В основном тут были англичане и ирландцы с небольшой примесью шотландцев и валлийцев, но встречались также группы немцев, французов, американцев и итальянцев; многие были в лохмотьях, измазанных глиной, которая преследовала их всюду — на работе, во время отдыха и сна; другие были одеты чисто, в куртках из саржи и молескиновых брюках; одни пришли с непокрытыми головами, другие — в широкополых шляпах или головных уборах из пальмовых листьев.

Дик начал понимать, что всё это куда серьёзнее, чем можно было судить по болтовне Шейна. Только подлинное сознание несправедливости могло собрать воедино такую массу старателей.
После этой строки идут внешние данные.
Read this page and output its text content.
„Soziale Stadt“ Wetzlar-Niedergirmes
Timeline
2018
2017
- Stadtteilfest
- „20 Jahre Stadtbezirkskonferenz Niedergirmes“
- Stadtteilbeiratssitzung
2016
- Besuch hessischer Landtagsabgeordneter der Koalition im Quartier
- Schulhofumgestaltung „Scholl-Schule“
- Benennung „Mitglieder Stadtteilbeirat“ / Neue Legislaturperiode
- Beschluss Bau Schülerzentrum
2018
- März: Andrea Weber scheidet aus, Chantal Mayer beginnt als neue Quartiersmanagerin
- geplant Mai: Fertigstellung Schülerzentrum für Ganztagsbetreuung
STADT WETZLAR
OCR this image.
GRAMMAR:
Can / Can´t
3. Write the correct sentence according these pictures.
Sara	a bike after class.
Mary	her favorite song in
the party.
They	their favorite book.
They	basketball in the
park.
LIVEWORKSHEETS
Шейн и Дик долго толкались в задних рядах толпы. Кто-то говорил, взобравшись на пень, но до них доносились только отдельные слова, сопровождаемые глухим рёвом собравшихся. Наконец им удалось пробраться поближе, и теперь они уже лучше видели ораторов. Молодой человек с серьёзным загорелым лицом произносил речь. Рядом стоял крепко сложенный голубоглазый шатен, лет двадцати пяти, больше шести футов ростом, с густыми широкими бровями. Он-то и привлёк к себе внимание Дика.

— Кто это стоит у пня? — спросил он.

— Это Питер Лейлор, — ответил Шейн. — А другой — Хэмфри.

— Мы взываем только к конституционным принципам! — кричал Хэмфри, и чем больше он волновался, тем чаще попадались в его речи обороты, свойственные жителям Уэльса.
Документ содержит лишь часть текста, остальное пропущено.